Thursday, July 23, 2009

Themes in Harry Potter

“I am sorry too. Sorry I will never know him... but he will know why I died and I hope he will understand. I was trying to make a world in which he could live a happier life.” –Remus Lupin

Rowling says the theme of her series is death. Others have pointed out the archetypal struggle between good and evil. It has been called fantasy, a coming-of-age tale, or a series of British boarding school novels. Certainly there is a lot of mystery and detection going on. What is the main theme of the series?

For all the insight and truth regarding adolescence and growing up in the books, that is not the main theme but more of a background or atmosphere. Ginny, for example, is a bit of a frustration in the series. The reader has gotten the (correct) impression all along that she and Harry are meant for each other, but that is not what the story is about so we just get glimpses of their story. It is a perfect example of how these sorts of stories get one so caught up in the lives of the characters that, even when the story is over we wish we could keep on seeing them live. Tolkien never did really get the hang of just telling the story and wrote chapter after chapter after the story had long ended. Rowling seems to have learned when to quite writing, even if she can’t help herself hinting more and more about the characters’ lives after these events.

The blood purity stuff has its obvious ties to Nazi Germany, and of course it should. One of the main sub-themes of the series is tolerance and acceptance and it is always a good idea to remember where humanity has erred in the past since we are never far from repeating our mistakes. People may think that after WWII we could never do something that terrible again without people remembering what was done back then, but it happens all the time around the world so… But that is not the main point either.

On the tolerance front, Rowling does a great job of showing the value of accepting others and different cultures without going too far.
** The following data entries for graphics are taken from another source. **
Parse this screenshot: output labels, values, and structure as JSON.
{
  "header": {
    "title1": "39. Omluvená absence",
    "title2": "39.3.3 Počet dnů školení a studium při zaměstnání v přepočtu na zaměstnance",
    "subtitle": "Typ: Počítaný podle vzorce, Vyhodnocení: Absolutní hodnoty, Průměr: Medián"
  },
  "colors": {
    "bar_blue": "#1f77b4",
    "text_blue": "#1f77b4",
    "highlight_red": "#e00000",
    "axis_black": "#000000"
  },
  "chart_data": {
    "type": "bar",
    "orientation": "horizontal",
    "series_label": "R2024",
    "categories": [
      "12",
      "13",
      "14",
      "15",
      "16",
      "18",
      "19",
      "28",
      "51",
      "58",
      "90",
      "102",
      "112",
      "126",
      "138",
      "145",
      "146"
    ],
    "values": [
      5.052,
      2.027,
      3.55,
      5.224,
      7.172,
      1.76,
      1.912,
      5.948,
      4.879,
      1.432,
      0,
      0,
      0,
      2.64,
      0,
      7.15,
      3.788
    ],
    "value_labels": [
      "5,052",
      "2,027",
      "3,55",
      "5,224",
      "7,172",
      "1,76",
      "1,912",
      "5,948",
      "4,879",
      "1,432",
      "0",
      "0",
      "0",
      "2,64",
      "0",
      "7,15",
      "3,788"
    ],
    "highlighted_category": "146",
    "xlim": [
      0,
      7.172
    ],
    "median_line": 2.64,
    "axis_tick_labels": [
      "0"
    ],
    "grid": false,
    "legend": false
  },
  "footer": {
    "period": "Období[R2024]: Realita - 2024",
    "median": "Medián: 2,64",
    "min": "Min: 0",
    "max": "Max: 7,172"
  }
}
The Goblins are a great element in Rowling’s fiction because in spite of her “tolerance” theme, she is not one of those naïve people that think tolerance solves all problems. Simply having tolerance as an axiom does not mean everyone else will treat you tolerantly.


In the end, the whole series is about sacrifice. Rowling has said her books are ultimately about death, but that is not quite it. They are about love being stronger than death. That the fear of death can lead to a lot of evil in the world as people seek power to overcome that fear; but that love—a love strong enough to sacrifice itself for others—is a much more powerful thing than anything evil has to offer. Death is overcome, not by living forever, but when love and faith and sacrifice take away any fear of death.